The man considered the financial consultants words, but was still troubled. He had hoped to make a killing. "What if fork futures are undervalued?" he said to himself as he tapped away behind his computer.
On a whim, he went to visit a priest. He looked very familiar. He told him about the girl, his scheme and the fork.
"I want to join your religion," said the man.
"It’s expensive," said the old priest, who was also blind. "I will have to remove certain organs." There was a pause. Then the priest added, "Besides, how can you be sure that if you get religion that you will get the girl?"
"I believe," said the man, surprising himself.
"Ok," said the priest. And the man was initiated into the religion. The operation involved intangible elements, but was otherwise quick and painless. Afterwards, the priest wouldn't tell him what part of his body he had removed. The man felt lighter afterwards, though. He couldn't see anything missing. "It must be a mystery religion," he thought.
He went to work and everybody looked strange to him. Some were taller, others shorter. One man was now wearing a mask while another young man looked much older, his body wrapped in chains. His boss had flowers coming out of his head. He was quite disoriented, but no one seemed to notice. He had trouble getting into his chair and later in the bathroom he had to get a stool to see himself in the mirror. He discovered that he was a now a child. His clothes didn't fit him anymore.

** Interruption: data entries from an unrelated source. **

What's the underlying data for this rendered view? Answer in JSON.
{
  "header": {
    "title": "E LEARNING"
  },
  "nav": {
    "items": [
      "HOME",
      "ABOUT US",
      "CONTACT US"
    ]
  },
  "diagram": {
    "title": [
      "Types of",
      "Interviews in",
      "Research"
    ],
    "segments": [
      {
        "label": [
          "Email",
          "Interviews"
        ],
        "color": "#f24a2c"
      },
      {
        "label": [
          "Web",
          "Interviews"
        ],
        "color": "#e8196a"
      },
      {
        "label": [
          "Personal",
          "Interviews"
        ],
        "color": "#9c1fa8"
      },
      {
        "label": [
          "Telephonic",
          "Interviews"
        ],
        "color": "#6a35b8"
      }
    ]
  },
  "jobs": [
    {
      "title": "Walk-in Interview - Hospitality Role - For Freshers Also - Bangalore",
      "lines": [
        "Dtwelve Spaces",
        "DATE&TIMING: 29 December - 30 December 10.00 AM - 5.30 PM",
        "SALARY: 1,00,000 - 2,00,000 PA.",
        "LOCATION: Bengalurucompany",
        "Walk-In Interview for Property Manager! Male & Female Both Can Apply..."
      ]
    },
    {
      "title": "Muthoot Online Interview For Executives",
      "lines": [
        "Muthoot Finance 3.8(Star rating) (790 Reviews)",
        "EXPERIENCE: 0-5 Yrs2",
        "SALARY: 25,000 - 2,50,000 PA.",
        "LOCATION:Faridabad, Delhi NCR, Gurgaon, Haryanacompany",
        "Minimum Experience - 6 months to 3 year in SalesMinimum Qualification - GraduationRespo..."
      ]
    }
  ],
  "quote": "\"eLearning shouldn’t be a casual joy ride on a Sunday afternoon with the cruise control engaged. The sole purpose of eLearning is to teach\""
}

He looked for scars from the operation, but he could only see the same scars from the time before he got religion.
He approached the woman at lunchtime and she looked like a madonna all the time now, light streaming from her fingers as she typed at her cubicle. Like a schoolgirl she winked at him knowingly, as if to say "Shhhh! Don't tell anyone."
At lunch he forgot to ask the woman on a date. The feeling that he had forgotten something faded as the two talked about paper airplanes, their favorite movies and financial subjects indiscriminately intermixed. They giggled quietly, eating lunch with plastic forks that had come to them from another world.

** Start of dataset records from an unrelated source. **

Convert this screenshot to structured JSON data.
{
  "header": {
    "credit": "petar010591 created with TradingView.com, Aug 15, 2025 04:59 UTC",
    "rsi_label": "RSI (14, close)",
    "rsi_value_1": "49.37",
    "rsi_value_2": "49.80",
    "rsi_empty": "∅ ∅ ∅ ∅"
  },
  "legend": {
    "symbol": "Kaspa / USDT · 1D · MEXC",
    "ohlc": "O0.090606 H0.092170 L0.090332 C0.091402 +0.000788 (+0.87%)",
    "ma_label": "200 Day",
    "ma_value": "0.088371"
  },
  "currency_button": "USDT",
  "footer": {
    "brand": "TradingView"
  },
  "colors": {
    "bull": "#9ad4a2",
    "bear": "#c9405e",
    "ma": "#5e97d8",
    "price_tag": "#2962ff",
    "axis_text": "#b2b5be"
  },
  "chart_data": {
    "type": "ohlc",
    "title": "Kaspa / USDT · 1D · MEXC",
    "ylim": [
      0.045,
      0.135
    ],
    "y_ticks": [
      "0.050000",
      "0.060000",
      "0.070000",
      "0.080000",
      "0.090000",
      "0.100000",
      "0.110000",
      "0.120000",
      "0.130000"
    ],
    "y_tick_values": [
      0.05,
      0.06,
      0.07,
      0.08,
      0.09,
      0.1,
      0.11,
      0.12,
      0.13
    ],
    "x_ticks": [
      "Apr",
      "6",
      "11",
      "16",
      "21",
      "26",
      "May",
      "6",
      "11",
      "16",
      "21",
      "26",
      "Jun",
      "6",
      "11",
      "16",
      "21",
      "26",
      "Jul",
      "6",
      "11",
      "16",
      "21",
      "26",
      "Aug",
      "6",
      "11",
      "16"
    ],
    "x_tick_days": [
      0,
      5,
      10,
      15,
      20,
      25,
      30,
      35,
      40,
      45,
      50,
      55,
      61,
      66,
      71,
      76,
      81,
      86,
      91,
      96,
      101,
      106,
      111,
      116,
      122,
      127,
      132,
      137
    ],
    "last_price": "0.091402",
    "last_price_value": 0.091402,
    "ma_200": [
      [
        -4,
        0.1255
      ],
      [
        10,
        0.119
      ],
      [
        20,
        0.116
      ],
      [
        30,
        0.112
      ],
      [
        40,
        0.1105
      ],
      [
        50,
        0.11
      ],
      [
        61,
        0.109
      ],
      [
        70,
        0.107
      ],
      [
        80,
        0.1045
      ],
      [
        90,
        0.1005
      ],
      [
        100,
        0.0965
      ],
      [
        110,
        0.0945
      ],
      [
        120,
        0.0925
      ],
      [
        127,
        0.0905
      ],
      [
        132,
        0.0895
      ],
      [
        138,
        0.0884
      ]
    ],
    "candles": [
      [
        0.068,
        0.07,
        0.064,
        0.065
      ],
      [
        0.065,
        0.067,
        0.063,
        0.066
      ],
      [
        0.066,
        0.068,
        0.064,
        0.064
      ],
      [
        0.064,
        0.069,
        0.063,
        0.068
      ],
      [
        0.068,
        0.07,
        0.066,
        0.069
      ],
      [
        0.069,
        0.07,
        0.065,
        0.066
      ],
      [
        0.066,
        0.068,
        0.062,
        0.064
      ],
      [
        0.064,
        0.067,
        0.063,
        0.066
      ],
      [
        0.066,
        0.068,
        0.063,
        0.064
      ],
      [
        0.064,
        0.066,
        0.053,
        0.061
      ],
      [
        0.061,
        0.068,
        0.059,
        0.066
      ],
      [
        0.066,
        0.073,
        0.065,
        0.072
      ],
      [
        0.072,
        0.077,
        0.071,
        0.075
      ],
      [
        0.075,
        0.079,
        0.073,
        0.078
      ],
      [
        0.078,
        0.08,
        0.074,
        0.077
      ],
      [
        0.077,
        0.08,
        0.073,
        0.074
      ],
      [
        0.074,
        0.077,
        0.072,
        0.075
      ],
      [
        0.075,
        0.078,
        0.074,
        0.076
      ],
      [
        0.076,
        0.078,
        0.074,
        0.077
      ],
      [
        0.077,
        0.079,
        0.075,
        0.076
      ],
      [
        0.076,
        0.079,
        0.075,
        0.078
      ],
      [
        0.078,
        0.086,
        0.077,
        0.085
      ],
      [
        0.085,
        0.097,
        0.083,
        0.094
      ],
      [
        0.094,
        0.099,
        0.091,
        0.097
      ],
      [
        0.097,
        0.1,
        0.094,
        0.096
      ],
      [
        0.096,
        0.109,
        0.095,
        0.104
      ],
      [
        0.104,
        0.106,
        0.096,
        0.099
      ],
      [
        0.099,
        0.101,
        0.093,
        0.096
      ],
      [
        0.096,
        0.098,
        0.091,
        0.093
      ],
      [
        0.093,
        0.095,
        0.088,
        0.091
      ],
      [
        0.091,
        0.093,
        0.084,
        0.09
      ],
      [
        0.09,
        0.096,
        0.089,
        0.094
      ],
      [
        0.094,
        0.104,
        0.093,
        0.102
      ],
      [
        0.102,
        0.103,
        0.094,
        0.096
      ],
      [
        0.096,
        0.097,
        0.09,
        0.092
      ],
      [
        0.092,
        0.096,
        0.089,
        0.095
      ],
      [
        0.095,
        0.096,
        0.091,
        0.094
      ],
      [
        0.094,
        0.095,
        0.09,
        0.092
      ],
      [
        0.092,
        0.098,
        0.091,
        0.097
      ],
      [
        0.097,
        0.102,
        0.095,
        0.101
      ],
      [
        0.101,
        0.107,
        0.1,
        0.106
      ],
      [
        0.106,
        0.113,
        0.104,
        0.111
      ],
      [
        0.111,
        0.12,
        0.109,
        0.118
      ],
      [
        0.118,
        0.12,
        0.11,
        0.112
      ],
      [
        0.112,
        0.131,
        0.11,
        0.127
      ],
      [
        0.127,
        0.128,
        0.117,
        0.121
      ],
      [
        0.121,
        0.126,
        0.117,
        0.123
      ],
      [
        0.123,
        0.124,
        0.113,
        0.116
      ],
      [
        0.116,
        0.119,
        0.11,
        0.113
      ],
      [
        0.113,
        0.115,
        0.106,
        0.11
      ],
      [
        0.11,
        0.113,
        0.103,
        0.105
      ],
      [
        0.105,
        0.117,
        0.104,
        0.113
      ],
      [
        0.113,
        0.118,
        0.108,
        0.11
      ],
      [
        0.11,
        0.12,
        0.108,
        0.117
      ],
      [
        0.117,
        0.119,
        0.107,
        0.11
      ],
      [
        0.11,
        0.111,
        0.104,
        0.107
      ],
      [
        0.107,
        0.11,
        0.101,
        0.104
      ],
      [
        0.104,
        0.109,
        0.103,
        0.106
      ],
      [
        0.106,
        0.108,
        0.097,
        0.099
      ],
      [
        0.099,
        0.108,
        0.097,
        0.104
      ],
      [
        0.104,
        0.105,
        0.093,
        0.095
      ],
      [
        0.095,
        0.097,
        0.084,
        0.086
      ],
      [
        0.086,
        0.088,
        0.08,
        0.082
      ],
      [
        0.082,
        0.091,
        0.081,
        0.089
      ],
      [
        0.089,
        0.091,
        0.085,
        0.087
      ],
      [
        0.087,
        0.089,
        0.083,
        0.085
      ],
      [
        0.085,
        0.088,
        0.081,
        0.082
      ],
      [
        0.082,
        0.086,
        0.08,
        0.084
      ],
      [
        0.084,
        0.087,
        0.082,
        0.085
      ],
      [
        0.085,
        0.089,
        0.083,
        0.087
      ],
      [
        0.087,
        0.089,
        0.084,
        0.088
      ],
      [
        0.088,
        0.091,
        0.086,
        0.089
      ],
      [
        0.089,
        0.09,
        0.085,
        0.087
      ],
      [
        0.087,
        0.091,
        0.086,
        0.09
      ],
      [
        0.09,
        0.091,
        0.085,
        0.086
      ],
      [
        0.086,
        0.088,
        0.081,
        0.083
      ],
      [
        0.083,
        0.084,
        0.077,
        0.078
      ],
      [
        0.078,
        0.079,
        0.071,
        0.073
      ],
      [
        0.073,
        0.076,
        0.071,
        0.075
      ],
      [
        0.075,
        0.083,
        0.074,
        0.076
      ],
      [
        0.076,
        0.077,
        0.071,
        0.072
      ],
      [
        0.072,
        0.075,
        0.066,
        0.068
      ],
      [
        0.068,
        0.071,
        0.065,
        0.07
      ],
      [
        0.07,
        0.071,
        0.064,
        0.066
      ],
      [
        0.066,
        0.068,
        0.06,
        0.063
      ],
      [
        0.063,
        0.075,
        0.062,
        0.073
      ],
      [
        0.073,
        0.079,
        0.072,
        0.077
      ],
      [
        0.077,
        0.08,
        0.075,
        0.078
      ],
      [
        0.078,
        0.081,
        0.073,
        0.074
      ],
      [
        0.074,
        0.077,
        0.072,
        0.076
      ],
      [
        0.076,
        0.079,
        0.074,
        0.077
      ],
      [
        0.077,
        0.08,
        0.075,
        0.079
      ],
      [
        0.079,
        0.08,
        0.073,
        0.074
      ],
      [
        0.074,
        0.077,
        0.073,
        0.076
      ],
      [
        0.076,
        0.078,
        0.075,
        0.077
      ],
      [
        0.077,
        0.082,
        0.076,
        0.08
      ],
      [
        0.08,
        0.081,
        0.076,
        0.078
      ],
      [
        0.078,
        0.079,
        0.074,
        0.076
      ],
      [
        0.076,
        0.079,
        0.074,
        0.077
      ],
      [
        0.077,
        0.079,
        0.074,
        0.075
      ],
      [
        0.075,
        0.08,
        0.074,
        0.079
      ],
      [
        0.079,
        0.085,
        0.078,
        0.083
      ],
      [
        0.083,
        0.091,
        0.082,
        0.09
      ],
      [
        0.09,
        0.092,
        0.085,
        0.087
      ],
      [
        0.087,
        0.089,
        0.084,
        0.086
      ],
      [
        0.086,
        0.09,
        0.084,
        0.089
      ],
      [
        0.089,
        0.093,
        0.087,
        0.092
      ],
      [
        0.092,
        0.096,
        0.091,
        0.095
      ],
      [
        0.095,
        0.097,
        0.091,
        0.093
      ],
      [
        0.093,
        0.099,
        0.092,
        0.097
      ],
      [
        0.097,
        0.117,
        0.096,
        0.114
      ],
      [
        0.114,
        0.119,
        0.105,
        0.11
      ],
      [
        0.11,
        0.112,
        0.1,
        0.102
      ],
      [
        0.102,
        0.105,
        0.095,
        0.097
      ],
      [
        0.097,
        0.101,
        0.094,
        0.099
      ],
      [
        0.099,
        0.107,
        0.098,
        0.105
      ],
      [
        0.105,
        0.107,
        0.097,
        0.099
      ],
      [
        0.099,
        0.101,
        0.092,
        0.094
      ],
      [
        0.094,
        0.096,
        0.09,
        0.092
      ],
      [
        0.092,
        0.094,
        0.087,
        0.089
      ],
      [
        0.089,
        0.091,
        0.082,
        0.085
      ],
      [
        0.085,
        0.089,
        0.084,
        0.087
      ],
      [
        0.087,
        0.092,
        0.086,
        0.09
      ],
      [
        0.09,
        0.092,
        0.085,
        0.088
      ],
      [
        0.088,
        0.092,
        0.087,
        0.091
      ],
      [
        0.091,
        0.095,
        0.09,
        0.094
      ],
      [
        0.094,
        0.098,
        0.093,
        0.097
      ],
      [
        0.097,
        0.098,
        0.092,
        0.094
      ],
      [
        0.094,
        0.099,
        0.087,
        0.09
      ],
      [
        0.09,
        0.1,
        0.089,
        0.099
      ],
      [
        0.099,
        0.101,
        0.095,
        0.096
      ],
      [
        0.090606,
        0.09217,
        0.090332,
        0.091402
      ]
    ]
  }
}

"So," the man says, "you mean nobody can see us? We're invisible?"
"More or less," said the woman. "Do you like it?"
"Yes," said the man, who suddenly remembered what he had been trying to remember.
"Do I ever get to find out what was removed in the operation?"
"Sure," said the woman. She paused for a minute and then smiled wide. "Your eyes. You're blind now. I suppose that's why you don't know already."